Sharyl: You said in a report to Congress that billions of dollars in western foreign aid to Afghanistan has been lost due to widespread waste, lax oversight and endemic corruption. That sounds bad. 

Sopko: That’s correct. We have wasted billions of dollars. And not just us, but also our coalition partners have wasted billions, too.

Sharyl: You found that money is being allocated for equipment and salaries for people in Afghanistan who don't actually exist, so someone must be taking it? 

Sopko: Absolutely. What happens is the commanders or some corrupt official will take the money and it's supposed to be going to a police officer who doesn't exist and this is an endemic problem throughout Afghanistan. 

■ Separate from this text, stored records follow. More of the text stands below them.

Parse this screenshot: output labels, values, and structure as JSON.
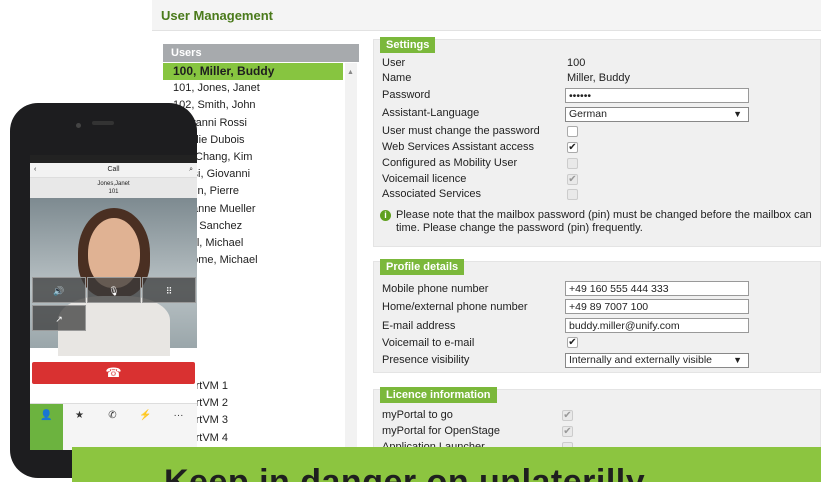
{
  "page_title": "User Management",
  "users": {
    "header": "Users",
    "items": [
      "100, Miller, Buddy",
      "101, Jones, Janet",
      "102, Smith, John",
      "Giovanni Rossi",
      "Natalie Dubois",
      "Kim Chang, Kim",
      "Rossi, Giovanni",
      "Martin, Pierre",
      "Susanne Mueller",
      "Jose Sanchez",
      "Mobil, Michael",
      "@Home, Michael"
    ],
    "items_lower": [
      "SmartVM 1",
      "SmartVM 2",
      "SmartVM 3",
      "SmartVM 4"
    ]
  },
  "settings": {
    "tag": "Settings",
    "user_label": "User",
    "user_value": "100",
    "name_label": "Name",
    "name_value": "Miller, Buddy",
    "password_label": "Password",
    "password_value": "••••••",
    "language_label": "Assistant-Language",
    "language_value": "German",
    "must_change_label": "User must change the password",
    "must_change": false,
    "web_services_label": "Web Services Assistant access",
    "web_services": true,
    "mobility_label": "Configured as Mobility User",
    "mobility": false,
    "voicemail_label": "Voicemail licence",
    "voicemail": true,
    "associated_label": "Associated Services",
    "associated": false,
    "note": "Please note that the mailbox password (pin) must be changed before the mailbox can",
    "note2": "time. Please change the password (pin) frequently."
  },
  "profile": {
    "tag": "Profile details",
    "mobile_label": "Mobile phone number",
    "mobile_value": "+49 160 555 444 333",
    "home_label": "Home/external phone number",
    "home_value": "+49 89 7007 100",
    "email_label": "E-mail address",
    "email_value": "buddy.miller@unify.com",
    "vm_email_label": "Voicemail to e-mail",
    "vm_email": true,
    "presence_label": "Presence visibility",
    "presence_value": "Internally and externally visible"
  },
  "licence": {
    "tag": "Licence information",
    "portal_label": "myPortal to go",
    "portal": true,
    "openstage_label": "myPortal for OpenStage",
    "openstage": true,
    "launcher_label": "Application Launcher",
    "launcher": false
  },
  "phone": {
    "nav_title": "Call",
    "callee_name": "Jones,Janet",
    "callee_number": "101"
  },
  "banner": {
    "text": "Keep in danger on unlaterilly"
  },
  "colors": {
    "accent_green": "#7bb83b",
    "title_green": "#4a7a1b",
    "hangup_red": "#d93131"
  }
}
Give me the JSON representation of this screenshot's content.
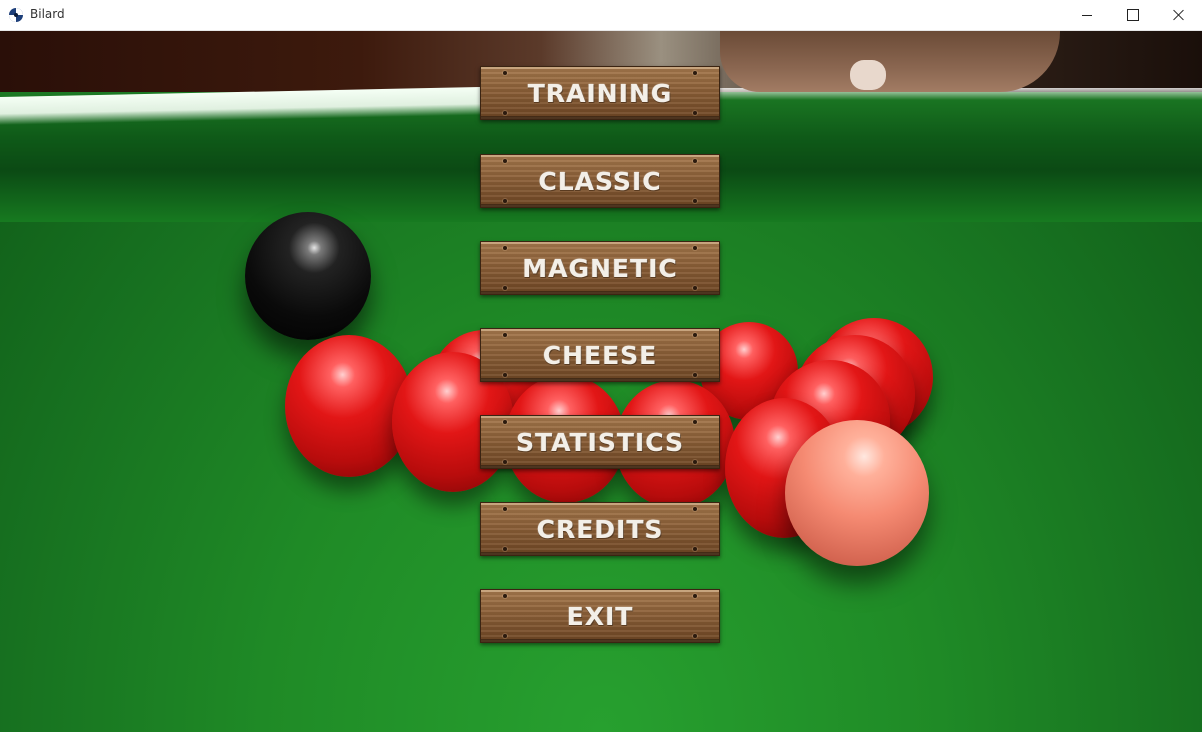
{
  "window": {
    "title": "Bilard",
    "controls": {
      "minimize_icon": "minimize-icon",
      "maximize_icon": "maximize-icon",
      "close_icon": "close-icon"
    }
  },
  "menu": {
    "buttons": [
      {
        "label": "TRAINING"
      },
      {
        "label": "CLASSIC"
      },
      {
        "label": "MAGNETIC"
      },
      {
        "label": "CHEESE"
      },
      {
        "label": "STATISTICS"
      },
      {
        "label": "CREDITS"
      },
      {
        "label": "EXIT"
      }
    ]
  },
  "colors": {
    "felt": "#1f8a26",
    "wood": "#8c6038",
    "label_text": "#f3efe8",
    "red_ball": "#e21616",
    "pink_ball": "#f58a72",
    "black_ball": "#0a0a0a"
  }
}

Sharyl: Are there any new examples of projects that you're taking a look at that you feel are perhaps ripe for waste, fraud or abuse? 

Sopko: A senior military officer for the US government warned me that NATO is now planning to build a six story, 120,000 square foot headquarters for the NATO military there. Now just stop for a second. That sounds good on its face, but we haven't had a new headquarters there for 17 years. We had 140,000 NATO troops there over 17 years. But now when our troop population has gone down, we're thinking about trying to eventually get out— Why do you need a new headquarters? And this goes back to things we have identified before, that the way the government works— and it's not just the US government, it's also NATO— once the process starts, once military construction starts, it doesn't stop even if you don't need it. So we're going to be looking into that. 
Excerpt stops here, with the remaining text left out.